Foto: apa/dpa/Frank Leonhardt
Einkaufen im Bioladen, Nährwertberechnungen, Zusammenstellen eines peniblen Speiseplans - in dem Glauben sich gesund zu ernähren, verbringen an Orthorexia Nervosa erkrankte Menschen viel Zeit damit, sich Gedanken über das Essen zu machen. Orthorexie ist ein anderer Name für die Essstörung, die Menschen betrifft, die sich bewusst gesund ernähren wollen. Mit dem Wunsch gesünder zu leben fängt es meist an und kann damit enden, dass die Sorge um die Ernährung zum Hauptinhalt im Leben der Betroffenen wird.

Zwang zur Qualität

Essstörungen wie Bulimie, Magersucht oder Fettsucht sind ein inzwischen bekanntes Phänomen, doch Orthorexia Nervosa ist eine neuere Krankheit, die heute vermehrt auftritt. "Während bei der Anorexia nervosa und Bulimia nervosa vorwiegend die Quantität des Essens im Vordergrund steht, konzentriert sich bei der Orthorexia nervosa alles auf die Qualität. Gemeinsam ist ihnen jedoch, dass der Nahrung ein übertriebener Platz im Leben eingeräumt wird", erklärt Ingrid Kiefer vom Institut für Sozialmedizin in Wien. Dazu bedarf es eines enormen Maßes an Selbstdisziplin. Laut einer Studie des Instituts für Ernährungswissenschaften der römischen Universität La Sapienza hängt das zwanghafte Einkaufs- und Essverhalten auch mit einer ängstlich-zwanghaften Persönlichkeit zusammen: Von 404 zu ihrem Essverhalten befragten Personen wurden rund sieben Prozent als orthorektisch eingestuft. Von diesen zeigte die Mehrzahl in angstbesetzten Situationen oder in glücklichen Momenten ein unkontrollierbares Bedürfnis zu essen, das mit einem Gefühl der Schuld einhergeht.

"Richtiger Appetit"

Der Begriff setzt sich aus Griechisch "orthos" (richtig) und "orexis" (Appetit) zusammen. Der US-amerikanische Arzt Dr. Steven Bratman hat die Orthorexie 1997 zum ersten Mal beschrieben und den Begriff geprägt. Mit 10 Fragen wie zum Beispiel "Verbringen Sie mehr als drei Stunden täglich damit über gesundes Essen nachzudenken?", "Fühlen Sie sich schuldig, wenn Sie von Ihrer Diät abweichen?" oder "Sind Sie in letzter Zeit strenger mit sich geworden?" hat er einen Selbsttest entwickelt.
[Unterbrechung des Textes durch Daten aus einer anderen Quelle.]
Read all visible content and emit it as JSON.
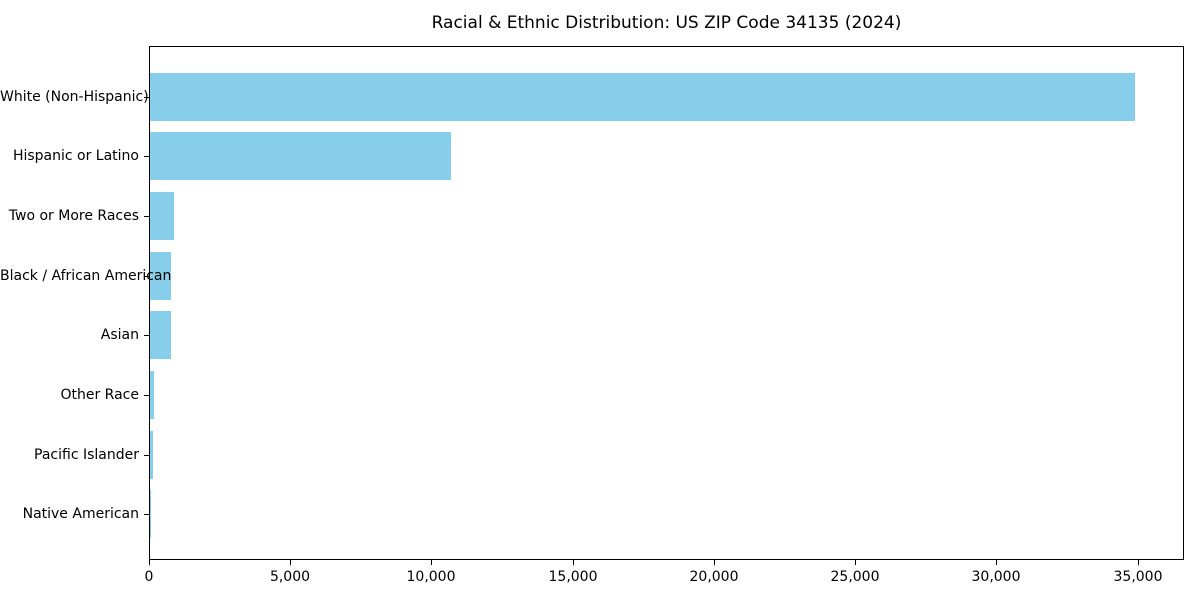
{
  "chart_data": {
    "type": "bar",
    "orientation": "horizontal",
    "title": "Racial & Ethnic Distribution: US ZIP Code 34135 (2024)",
    "categories": [
      "White (Non-Hispanic)",
      "Hispanic or Latino",
      "Two or More Races",
      "Black / African American",
      "Asian",
      "Other Race",
      "Pacific Islander",
      "Native American"
    ],
    "values": [
      34880,
      10670,
      840,
      760,
      755,
      145,
      95,
      20
    ],
    "xlabel": "",
    "ylabel": "",
    "xlim": [
      0,
      36640
    ],
    "x_ticks": [
      0,
      5000,
      10000,
      15000,
      20000,
      25000,
      30000,
      35000
    ],
    "x_tick_labels": [
      "0",
      "5,000",
      "10,000",
      "15,000",
      "20,000",
      "25,000",
      "30,000",
      "35,000"
    ],
    "bar_color": "#87CEEB",
    "grid": false,
    "legend": null,
    "sort": "descending"
  }
}
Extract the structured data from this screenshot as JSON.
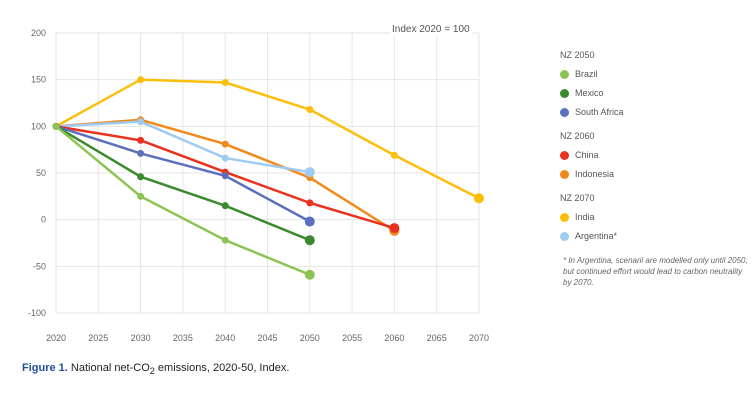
{
  "chart_data": {
    "type": "line",
    "annotation": "Index 2020 = 100",
    "x_ticks": [
      "2020",
      "2025",
      "2030",
      "2035",
      "2040",
      "2045",
      "2050",
      "2055",
      "2060",
      "2065",
      "2070"
    ],
    "y_ticks": [
      "200",
      "150",
      "100",
      "50",
      "0",
      "-50",
      "-100"
    ],
    "xlim": [
      2020,
      2070
    ],
    "ylim": [
      -100,
      200
    ],
    "grid": true,
    "legend_position": "right",
    "groups": [
      {
        "title": "NZ 2050",
        "series": [
          0,
          1,
          2
        ]
      },
      {
        "title": "NZ 2060",
        "series": [
          3,
          4
        ]
      },
      {
        "title": "NZ 2070",
        "series": [
          5,
          6
        ]
      }
    ],
    "series": [
      {
        "name": "Brazil",
        "color": "#8cc453",
        "x": [
          2020,
          2030,
          2040,
          2050
        ],
        "y": [
          100,
          25,
          -22,
          -59
        ]
      },
      {
        "name": "Mexico",
        "color": "#3a8a2e",
        "x": [
          2020,
          2030,
          2040,
          2050
        ],
        "y": [
          100,
          46,
          15,
          -22
        ]
      },
      {
        "name": "South Africa",
        "color": "#5a6fbe",
        "x": [
          2020,
          2030,
          2040,
          2050
        ],
        "y": [
          100,
          71,
          47,
          -2
        ]
      },
      {
        "name": "China",
        "color": "#e8321e",
        "x": [
          2020,
          2030,
          2040,
          2050,
          2060
        ],
        "y": [
          100,
          85,
          51,
          18,
          -9
        ]
      },
      {
        "name": "Indonesia",
        "color": "#f08a1c",
        "x": [
          2020,
          2030,
          2040,
          2050,
          2060
        ],
        "y": [
          100,
          107,
          81,
          45,
          -12
        ]
      },
      {
        "name": "India",
        "color": "#fbbf0a",
        "x": [
          2020,
          2030,
          2040,
          2050,
          2060,
          2070
        ],
        "y": [
          100,
          150,
          147,
          118,
          69,
          23
        ]
      },
      {
        "name": "Argentina*",
        "color": "#9fcbf0",
        "x": [
          2020,
          2030,
          2040,
          2050
        ],
        "y": [
          100,
          105,
          66,
          51
        ]
      }
    ],
    "footnote": "* In Argentina, scenarii are modelled only until 2050, but continued effort would lead to carbon neutrality by 2070."
  },
  "caption": {
    "label": "Figure 1.",
    "text_before": " National net-CO",
    "subscript": "2",
    "text_after": " emissions, 2020-50, Index."
  }
}
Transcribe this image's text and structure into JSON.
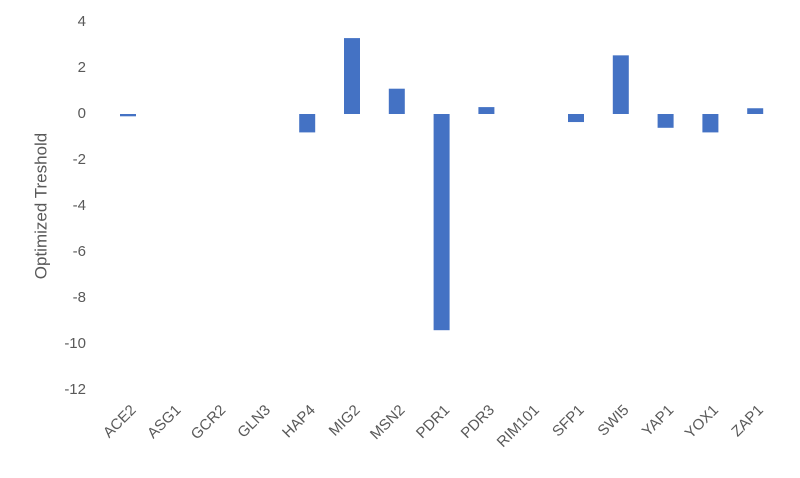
{
  "chart_data": {
    "type": "bar",
    "y_label": "Optimized Treshold",
    "categories": [
      "ACE2",
      "ASG1",
      "GCR2",
      "GLN3",
      "HAP4",
      "MIG2",
      "MSN2",
      "PDR1",
      "PDR3",
      "RIM101",
      "SFP1",
      "SWI5",
      "YAP1",
      "YOX1",
      "ZAP1"
    ],
    "values": [
      -0.1,
      0,
      0,
      0,
      -0.8,
      3.3,
      1.1,
      -9.4,
      0.3,
      0,
      -0.35,
      2.55,
      -0.6,
      -0.8,
      0.25
    ],
    "color": "#4472c4",
    "ylim": [
      -12,
      4
    ],
    "yticks": [
      -12,
      -10,
      -8,
      -6,
      -4,
      -2,
      0,
      2,
      4
    ],
    "grid": false
  }
}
Besessen von "gut" und "böse"

"Charakteristisch ist eine Art Besessenheit, die Nahrungsmittel in "gut" und "schlecht", "gesund" und "ungesund" einzuteilen. Der gesundheitliche Wert der Speisen steht in der Wichtigkeit vor dem Essvergnügen. Eine religiösähnliche Vernarrtheit verbietet den Genuss", weiß Ingrid Kiefer. OrthorektikerInnen wenden viel Zeit auf um beispielsweise Nährstoffe, Vitamine oder Mineraliengehalt ihrer Mahlzeiten zu berechnen. Sie fühlen sich aufgrund ihrer extremen Selbstdisziplin "Normalessern" überlegen, die nicht so viel "Kontrolle" über ihr Essverhalten haben. Mangelerscheinungen können die Folge sein, denn Orthorexie kann zu Untergewicht führen. Oft klagen Betroffene über Schlaf- und Konzentrationsstörungen und eingeschränkte Leistungsfähigkeit. Auf sozialer Ebene führt die Essstörung zur Isolation, weil gemeinsame Essen mit Freunden oder Familie für die Betroffenen unmöglich werden und das zieht auch psychosoziale Konsequenzen nach sich.

Therapie

"Um zukünftig das Risiko für die Entstehung einer Besessenheit nach gesundem Essen zu minimieren, bedarf es einer professionellen Ernährungsberatung und –therapie zur Prävention ernährungsassoziierter Krankheiten", sagt Ingrid Kiefer. Diese arbeite interdisziplinär, kooperiere mit anderen Beratungs- und Bildungsträgern und trenne zwischen gesicherten wissenschaftlichen Standards und persönlichen Meinungen. Dies alles müsse in den Empfehlungen an den Patienten berücksichtigt werden, aber ebenso dessen sensorische Präferenz, seine Gewohnheiten, seinen kulturellen und persönlichen Hintergrund, seine Arbeits- und Lebenssituation und seine Kenntnisse und Fähigkeiten. (mat)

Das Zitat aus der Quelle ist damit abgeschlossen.